The Third Coast: America's Best Freshwater Beaches
PHOTO: Sunrise on Lake Michigan, part of the majestic "Third Coast." (Courtesy of Thinkstock)
Summertime is beach season, and when it comes to sandy destinations in the U.S., the coasts rule. After Memorial Day, Americans start dreaming about vacations in spots like the Hamptons, the Jersey Shore, the Outer Banks, Malibu, Big Sur, and so on.
It might seem surprising, then, that there is one thing missing from many of America’s most popular summertime beaches: salt water.
A third coast?
Stretching from Minnesota to New York, the Great Lakes are among the world’s largest bodies of fresh water. Lake Superior is the second biggest lake on earth. Michigan, Huron, Erie and Ontario are all among the top 15 in terms of size.
These salt-less seas are large enough to accommodate ocean-going cargo ships and a growing number of cruise ships as well. During a storm, the conditions can be as dangerous as on a sea. And though swimming season is short at these northern latitudes, beach towns on all five lakes draw tourists who do the same things that they would be doing if they were visiting Virginia Beach or San Diego.
It’s no wonder that some people refer to the Great Lakes as the “Third Coast.”
Another side of small-town America
Racine, Wisconsin is home to North Beach. During the summer, this modest-sized Midwestern town on Lake Michigan becomes a haven for beach-goers. North Beach has 50 acres of sand spread over a half mile of shoreline. Vendors are on hand between Memorial Day and Labor Day, and a concert series is held during the peak season as well.
Some Great Lakes destinations make people feel like they have found a “secret” spot. An example of this is Michigan’s Empire Beach. People who venture here won’t find hordes of beach-goers. Empire is in the middle of Sleeping Bear Dunes National Lakeshore, a 35-mile stretch of lakefront with dunes that reach up to 400 feet tall.
Photo via Flickr/wsilver
Vacationers come here for sailing, sunning and stand-up paddle-boarding. These beach experiences come with a dose of Midwestern charm (which is a good thing or a bad thing depending on who you ask). You won’t find large scale resorts or nightclubs, but there are plenty of motels and quaint bed-and-breakfasts. Small-town non-chain restaurants dominate the dining scene.
Empire does have something that is usually only associated with salt water. When storms take place on Lake Michigan, high winds can cause the waves to whip up to a surfable height. Surfers won’t be able to drop into barrels on the Great Lakes, but the waves are often good, and there is no need to worry about ocean hazards like sharks and jellyfish.

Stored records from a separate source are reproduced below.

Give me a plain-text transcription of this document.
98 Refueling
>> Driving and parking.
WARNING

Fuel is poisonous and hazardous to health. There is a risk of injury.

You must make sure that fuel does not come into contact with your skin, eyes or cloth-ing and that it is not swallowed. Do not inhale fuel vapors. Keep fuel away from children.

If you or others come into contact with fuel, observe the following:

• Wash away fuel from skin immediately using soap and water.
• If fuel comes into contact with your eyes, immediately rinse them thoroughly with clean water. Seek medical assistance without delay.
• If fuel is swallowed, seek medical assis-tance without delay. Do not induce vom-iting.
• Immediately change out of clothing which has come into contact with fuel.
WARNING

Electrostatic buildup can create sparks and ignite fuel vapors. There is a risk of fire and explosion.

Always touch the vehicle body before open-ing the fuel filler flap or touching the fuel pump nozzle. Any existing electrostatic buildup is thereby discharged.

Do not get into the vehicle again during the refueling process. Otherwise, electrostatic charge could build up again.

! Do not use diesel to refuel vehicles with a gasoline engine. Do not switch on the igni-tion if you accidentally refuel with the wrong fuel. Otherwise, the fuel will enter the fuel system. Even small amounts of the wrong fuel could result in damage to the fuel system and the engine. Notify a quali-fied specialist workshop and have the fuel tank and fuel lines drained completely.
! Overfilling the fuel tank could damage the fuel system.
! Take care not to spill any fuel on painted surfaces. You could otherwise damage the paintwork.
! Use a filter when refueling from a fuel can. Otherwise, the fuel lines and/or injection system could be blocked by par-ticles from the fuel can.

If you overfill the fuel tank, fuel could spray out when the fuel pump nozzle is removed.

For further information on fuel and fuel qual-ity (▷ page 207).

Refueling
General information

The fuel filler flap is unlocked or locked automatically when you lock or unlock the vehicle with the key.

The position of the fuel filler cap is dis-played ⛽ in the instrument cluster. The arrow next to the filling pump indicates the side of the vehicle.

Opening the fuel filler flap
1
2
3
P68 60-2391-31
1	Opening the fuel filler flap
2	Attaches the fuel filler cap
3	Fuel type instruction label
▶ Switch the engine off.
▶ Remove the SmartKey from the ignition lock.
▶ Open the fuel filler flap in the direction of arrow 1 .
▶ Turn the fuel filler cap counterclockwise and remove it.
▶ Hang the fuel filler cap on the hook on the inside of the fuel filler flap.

The Wisconsin town of Sheboygan is a freshwater surf city where you can find two dozen surfers in the line-up on any given day.
It is even possible to find a full seaside experience on the Third Coast. Duluth, a port city in Minnesota, has a sand-covered point that stretches out into Lake Superior. The water is cold here, except in the shallows, but there is a lakefront shopping and dining area, and a place to watch the huge cargo ships carrying iron ore from the state’s mines.
The Lakes are probably best known for their urban beach experiences. The sands in Chicago, Cleveland and Buffalo might not earn comparisons with Waikiki and South Beach, but during the summertime, they are certainly buzzing just like their oceanside peers.
Chicago’s Oak Street Beach sits right in the shadow of the iconic downtown skyline. The North Avenue Beach, meanwhile, has been compared to Venice Beach because of the way it draws fitness buffs and volleyball players.
Photo via Flickr/NVitkus
So whether you are looking to do some people-watching on a city beach, surf and play on the dunes in an out-of-the-way stretch of sand or enjoy a classic beach-and-boardwalk experience in a small town, salt water really isn't a necessary ingredient for your vacation.